There are two methods of using a priori knowledge for improving speech enhancement routines. They are the classification of noise sources and environments, and speech modeling. The classification of noise sources uses the unique temporal and spectral features that different types of noises present. For example, engine noise from jets and automobiles have a narrowband spectrum. While, MRI machines, or trains have a amplitude modulated shape, and a cocktail party environments has a rapidly varying wideband spectral shape. Each of these sources have signatures features that present different challenges to standard noise reduction algorithms. A properly identified listening environment can help the shape and adaptation of the noise reduction filter.
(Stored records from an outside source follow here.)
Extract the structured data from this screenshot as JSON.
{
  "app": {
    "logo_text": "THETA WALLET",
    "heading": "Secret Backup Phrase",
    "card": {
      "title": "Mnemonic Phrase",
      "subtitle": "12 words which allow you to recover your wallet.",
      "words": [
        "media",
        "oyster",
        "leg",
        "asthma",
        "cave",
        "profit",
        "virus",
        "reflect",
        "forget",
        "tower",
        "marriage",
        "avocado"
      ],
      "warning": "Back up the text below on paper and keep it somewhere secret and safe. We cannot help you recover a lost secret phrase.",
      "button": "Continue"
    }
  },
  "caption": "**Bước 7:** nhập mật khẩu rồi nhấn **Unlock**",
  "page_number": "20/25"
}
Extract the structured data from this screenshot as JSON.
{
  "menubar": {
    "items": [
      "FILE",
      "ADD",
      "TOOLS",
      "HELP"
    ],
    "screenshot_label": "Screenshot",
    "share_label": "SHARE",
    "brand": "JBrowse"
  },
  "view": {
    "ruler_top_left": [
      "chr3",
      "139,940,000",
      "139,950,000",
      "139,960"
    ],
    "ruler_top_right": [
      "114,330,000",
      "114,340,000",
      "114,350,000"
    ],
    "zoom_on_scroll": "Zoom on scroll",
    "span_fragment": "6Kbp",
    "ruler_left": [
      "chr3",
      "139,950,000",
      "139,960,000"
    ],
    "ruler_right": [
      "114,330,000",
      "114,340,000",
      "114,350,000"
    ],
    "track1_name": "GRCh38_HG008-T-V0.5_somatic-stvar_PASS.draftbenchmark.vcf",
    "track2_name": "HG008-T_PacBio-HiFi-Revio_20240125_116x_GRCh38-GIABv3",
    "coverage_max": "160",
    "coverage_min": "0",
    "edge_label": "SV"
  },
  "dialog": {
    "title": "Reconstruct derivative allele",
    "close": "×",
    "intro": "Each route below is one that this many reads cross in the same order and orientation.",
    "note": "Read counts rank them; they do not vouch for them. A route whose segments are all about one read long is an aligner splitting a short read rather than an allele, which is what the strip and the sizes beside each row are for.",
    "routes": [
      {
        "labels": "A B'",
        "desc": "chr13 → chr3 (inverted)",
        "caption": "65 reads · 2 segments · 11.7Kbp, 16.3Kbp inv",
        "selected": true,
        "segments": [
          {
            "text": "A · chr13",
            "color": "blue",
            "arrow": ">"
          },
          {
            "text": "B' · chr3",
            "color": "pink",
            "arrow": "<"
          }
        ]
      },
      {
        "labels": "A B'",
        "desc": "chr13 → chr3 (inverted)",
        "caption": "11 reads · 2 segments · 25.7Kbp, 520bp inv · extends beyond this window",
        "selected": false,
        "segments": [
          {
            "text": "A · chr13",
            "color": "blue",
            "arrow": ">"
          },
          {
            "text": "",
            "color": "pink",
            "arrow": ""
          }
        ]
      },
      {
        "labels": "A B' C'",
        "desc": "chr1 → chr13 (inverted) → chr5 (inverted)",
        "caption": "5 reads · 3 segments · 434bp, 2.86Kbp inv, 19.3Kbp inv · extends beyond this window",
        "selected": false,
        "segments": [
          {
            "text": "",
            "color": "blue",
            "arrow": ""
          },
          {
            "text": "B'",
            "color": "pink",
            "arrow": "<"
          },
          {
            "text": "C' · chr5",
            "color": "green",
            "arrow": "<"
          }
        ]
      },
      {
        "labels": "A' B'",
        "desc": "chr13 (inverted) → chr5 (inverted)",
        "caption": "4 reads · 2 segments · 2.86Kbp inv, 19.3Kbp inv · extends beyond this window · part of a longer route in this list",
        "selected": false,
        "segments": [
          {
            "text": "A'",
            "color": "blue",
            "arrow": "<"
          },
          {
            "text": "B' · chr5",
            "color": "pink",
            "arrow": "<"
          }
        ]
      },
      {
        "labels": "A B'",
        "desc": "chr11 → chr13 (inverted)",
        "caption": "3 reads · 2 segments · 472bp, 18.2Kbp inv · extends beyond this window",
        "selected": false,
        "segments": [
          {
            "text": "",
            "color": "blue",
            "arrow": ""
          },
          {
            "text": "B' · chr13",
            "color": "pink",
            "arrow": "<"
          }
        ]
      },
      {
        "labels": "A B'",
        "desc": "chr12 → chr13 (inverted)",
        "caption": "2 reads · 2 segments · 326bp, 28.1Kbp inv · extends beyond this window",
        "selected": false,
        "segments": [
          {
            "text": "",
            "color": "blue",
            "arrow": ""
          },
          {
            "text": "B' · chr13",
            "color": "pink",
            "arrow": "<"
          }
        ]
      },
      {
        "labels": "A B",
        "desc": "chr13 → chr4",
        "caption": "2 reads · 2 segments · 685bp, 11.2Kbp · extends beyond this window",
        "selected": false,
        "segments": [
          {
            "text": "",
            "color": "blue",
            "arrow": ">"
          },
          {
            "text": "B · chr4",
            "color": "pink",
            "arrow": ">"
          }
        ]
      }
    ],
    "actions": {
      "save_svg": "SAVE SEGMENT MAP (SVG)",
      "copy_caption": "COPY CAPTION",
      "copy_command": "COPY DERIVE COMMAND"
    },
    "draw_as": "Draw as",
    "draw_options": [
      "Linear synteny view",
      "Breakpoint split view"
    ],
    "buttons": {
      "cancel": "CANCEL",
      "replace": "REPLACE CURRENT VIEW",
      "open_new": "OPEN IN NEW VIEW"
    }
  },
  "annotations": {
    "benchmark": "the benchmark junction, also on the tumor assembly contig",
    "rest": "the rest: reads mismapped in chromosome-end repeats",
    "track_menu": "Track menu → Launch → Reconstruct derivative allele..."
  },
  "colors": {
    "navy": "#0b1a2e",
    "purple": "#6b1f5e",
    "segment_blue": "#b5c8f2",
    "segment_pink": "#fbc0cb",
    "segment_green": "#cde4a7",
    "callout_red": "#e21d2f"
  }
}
To accomplish this a speech enhancement routine can contain a (maximum a posteriori probability) MAP for each acoustic environment. This decision can be aided by a trained Gaussian mixture model for selected temporal and spectral characteristics.
The second method for using a priori knowledge uses speech and language modeling. Based on the predictability of human speech and language, spectral components of the noisy signature can be removed or preserved. The transition of phonetics or phones, can be predicted based on the weighted probability of the previous phones. Also, speaker dependent models can be generated with training on the keys phones of a particular speaker. Most commonly, Hidden Markov Models (HMM) are used for the prediction of the temporal and spectral shape of the signal and subsequently, the enhancements of the noise reduction filter.